A Confederação Asiática de Futebol, a União das Federações Europeias de Futebol e a Confederação da América do Norte, Central e Caraíbas de Futebol Associado divulgaram uma carta aberta conjunta, afirmando que a FIFA não reconheceu os erros fundamentais da sua anterior proposta. A tentativa de vender ativos do Campeonato do Mundo constitui uma traição da confiança entre os organismos dirigentes do futebol.

CARTA ABERTA À FAMÍLIA DO FUTEBOL
Estimada Família do Futebol,
O futebol é a maior paixão partilhada do mundo. Não pertence a nenhuma pessoa nem a nenhuma instituição.
Pertence aos jogadores, aos adeptos, aos clubes, às Associações Membros e a todas as instituições encarregadas de salvaguardar o seu futuro.
É neste espírito, enquanto confederações representativas dos seus membros, que nos dirigimos coletivamente hoje.
O crescimento ao longo da última década foi real. Mas esse progresso nunca foi obra de um só indivíduo. Foi o produto da FIFA, das Confederações, das Associações Membros e das milhares de pessoas que dedicam as suas vidas ao jogo.
Os torneios alargados, a atribuição dos Mundiais da FIFA de 2030 e 2034, a distribuição de recursos às associações. Estas foram conquistas partilhadas, acordadas em conjunto, concretizadas em conjunto.
Isto não é uma questão de dinheiro.
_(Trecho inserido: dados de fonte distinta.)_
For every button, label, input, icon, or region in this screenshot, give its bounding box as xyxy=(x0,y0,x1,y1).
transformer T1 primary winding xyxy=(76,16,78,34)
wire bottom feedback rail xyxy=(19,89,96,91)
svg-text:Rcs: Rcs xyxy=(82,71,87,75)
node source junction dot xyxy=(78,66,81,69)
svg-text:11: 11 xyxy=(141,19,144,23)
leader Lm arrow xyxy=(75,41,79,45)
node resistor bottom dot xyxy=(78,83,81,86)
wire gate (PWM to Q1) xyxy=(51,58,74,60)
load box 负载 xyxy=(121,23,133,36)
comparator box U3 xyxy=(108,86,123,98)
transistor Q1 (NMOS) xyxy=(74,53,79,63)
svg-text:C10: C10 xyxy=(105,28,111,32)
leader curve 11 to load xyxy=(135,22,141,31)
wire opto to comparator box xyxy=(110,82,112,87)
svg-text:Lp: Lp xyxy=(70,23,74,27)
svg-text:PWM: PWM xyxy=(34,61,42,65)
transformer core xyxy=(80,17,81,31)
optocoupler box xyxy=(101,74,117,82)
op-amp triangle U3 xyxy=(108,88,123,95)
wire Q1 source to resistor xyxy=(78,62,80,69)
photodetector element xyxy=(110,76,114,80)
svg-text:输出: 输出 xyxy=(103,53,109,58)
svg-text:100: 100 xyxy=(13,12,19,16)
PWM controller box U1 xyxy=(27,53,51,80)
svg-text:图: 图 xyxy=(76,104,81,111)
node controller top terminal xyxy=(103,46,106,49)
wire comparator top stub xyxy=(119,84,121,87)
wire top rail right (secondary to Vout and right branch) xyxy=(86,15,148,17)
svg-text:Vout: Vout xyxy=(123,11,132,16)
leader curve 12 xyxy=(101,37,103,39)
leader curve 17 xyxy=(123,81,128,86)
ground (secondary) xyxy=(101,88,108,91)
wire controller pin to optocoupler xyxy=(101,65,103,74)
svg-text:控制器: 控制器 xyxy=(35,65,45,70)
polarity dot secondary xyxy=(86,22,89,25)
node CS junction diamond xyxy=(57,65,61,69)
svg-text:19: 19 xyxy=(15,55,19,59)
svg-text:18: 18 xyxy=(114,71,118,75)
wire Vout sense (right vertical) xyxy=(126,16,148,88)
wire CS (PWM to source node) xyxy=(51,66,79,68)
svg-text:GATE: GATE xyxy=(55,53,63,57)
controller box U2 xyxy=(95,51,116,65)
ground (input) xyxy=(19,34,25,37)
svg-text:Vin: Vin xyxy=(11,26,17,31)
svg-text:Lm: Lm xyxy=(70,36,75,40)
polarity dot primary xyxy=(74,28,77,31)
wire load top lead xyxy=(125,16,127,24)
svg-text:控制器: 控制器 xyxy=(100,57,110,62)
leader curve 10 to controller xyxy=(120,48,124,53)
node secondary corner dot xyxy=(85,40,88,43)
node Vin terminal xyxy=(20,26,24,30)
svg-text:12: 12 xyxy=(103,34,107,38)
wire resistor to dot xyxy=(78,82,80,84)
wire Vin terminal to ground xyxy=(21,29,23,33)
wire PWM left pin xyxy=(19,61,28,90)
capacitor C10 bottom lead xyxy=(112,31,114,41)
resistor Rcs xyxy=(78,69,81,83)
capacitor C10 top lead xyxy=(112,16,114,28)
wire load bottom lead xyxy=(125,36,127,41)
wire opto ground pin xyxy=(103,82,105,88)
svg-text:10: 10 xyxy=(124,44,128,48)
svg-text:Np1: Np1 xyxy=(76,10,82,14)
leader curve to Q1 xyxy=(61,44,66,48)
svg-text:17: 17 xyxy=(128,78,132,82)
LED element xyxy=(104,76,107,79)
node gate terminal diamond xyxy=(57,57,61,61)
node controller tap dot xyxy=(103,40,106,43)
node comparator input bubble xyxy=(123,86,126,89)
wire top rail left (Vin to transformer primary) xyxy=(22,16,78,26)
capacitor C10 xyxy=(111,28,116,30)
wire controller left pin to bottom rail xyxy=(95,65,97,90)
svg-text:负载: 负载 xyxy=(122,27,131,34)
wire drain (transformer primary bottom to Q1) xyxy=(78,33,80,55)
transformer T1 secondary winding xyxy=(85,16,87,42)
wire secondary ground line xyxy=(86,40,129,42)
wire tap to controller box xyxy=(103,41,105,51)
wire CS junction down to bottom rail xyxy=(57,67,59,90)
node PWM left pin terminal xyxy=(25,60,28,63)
As Confederações já apelaram a uma distribuição responsável das vastas reservas existentes da FIFA para reforçar o investimento no desenvolvimento das Associações Membros.
Tão-pouco se trata de qualquer Associação Membro perder o apoio que conquistou, apesar do alarmismo dirigido aos nossos membros para sugerir o contrário. Nem se trata de revisitar o alargamento das competições, a distribuição de vagas para o Mundial ou quaisquer outras decisões tomadas coletivamente. Essas decisões foram tomadas em conjunto e devem manter-se.
Isto é sobre algo mais fundamental: a integridade do jogo e a integridade dos eleitos para o liderar.